Enviro News - August 2010

24-Hour Solar Power Plant Claims World First

Posted by Environmental News Technologies Expert on 06/08/2010 - 15:05:00

Spain, Italy and the US are all exploiting Concentrated Solar Power

The world’s first molten salts-based 24-hour solar power plant has been opened on the island of Sicily.

Incorporating solar thermal technologies, the plant has a 5MW capacity and uses the molten salts to store solar energy up.

Named Archimede, the site is positioned within the largest petrochemical site in Europe, and it came about through a collaboration between utility firm Enel and Italian energy technologies agency ENEA.

Concentrated Solar Power Plant

Concentrated Solar Power (CSP) as employed at the site is already being exploited in several other areas including Spain and the US. Employing synthetic oils, the Spanish and US sites capture solar energy by using mirrors to direct it onto water facilities.

Initially, CSP technologies could only operate in direct sunlight, but the introduction of molten salts as a vessel for storage helped overcome this issue. Archimede, though, uses molten salts to both collect solar energy and to store it: a global first.

24 Hour Solar Power

According to Archimede Solar Energy, the 24 hour solar power site reduces CO2 emissions by approximately 3,250 tonnes, and saves 2,100 tonnes of oil from being used. The array of mirrors cover an area of roughly 30,000 square metres and they direct sunlight onto a pipe containing the molten salts that’s over five thousand metres in length.

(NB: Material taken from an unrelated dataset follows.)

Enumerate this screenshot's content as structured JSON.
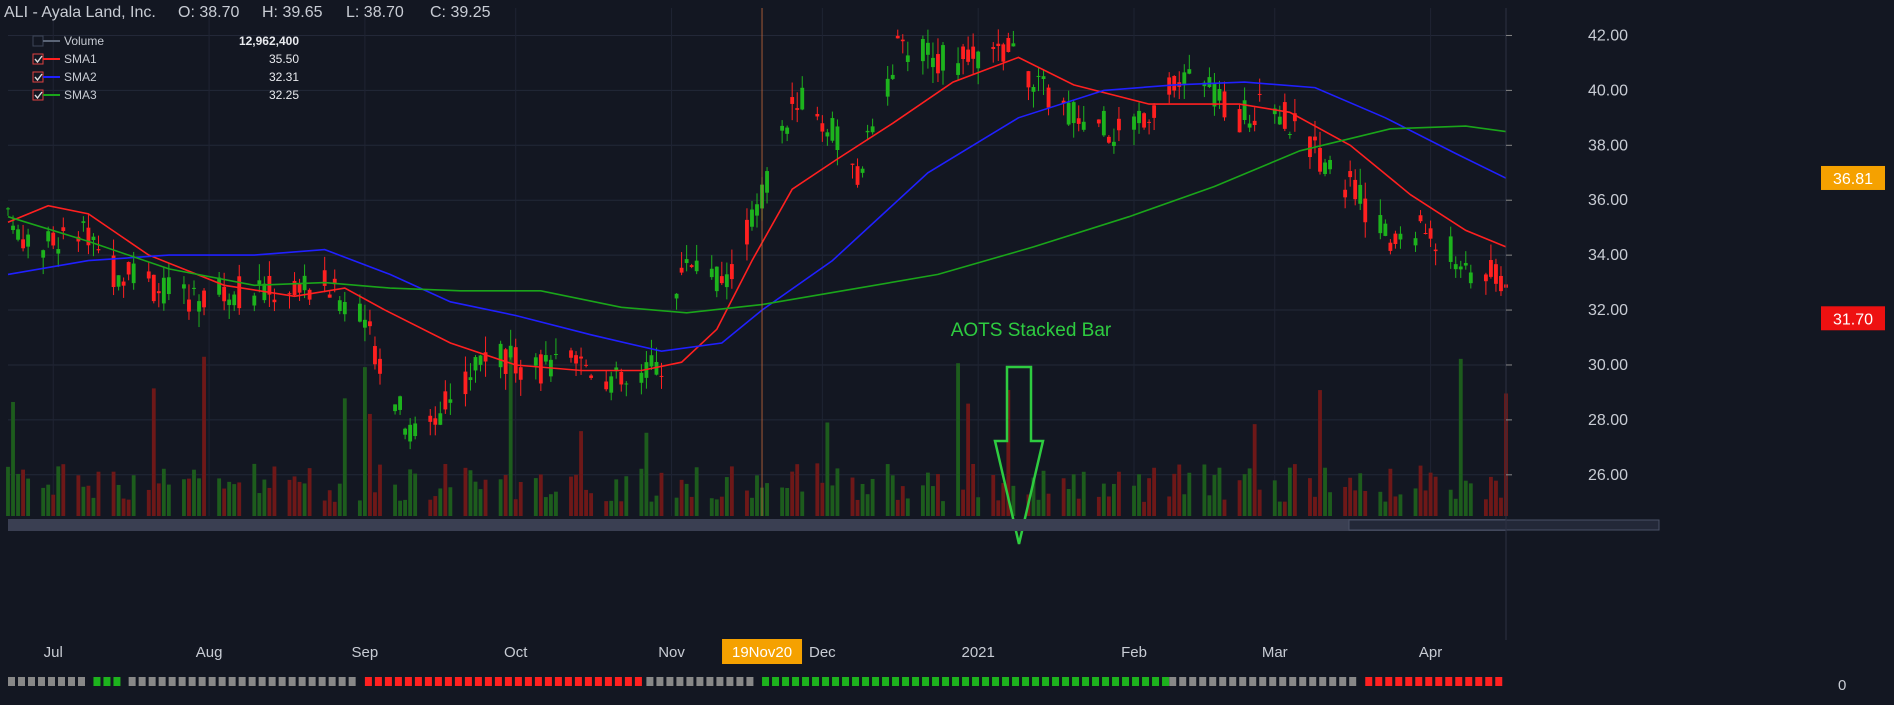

Similar molten salt-based solar energy technologies are employed at Spain’s Andasol Solar Power Station, which opened in 2009. This has a 50MW capacity and stores solar heat in a molten salts mixture comprised of sodium nitrate (which makes up 60 per cent) and potassium nitrate (40 per cent).

A study carried out in May 2009 by international researchers including members of the European Solar Thermal Electricity Association and Greenpeace suggested that CSP could potentially provide 25 per cent of global electricity by the middle of the century.

As covered by Enviro News, the Concentrated Solar Power report highlighted the employment opportunities this growth could open up, alongside the CO2 emissions reductions that would result.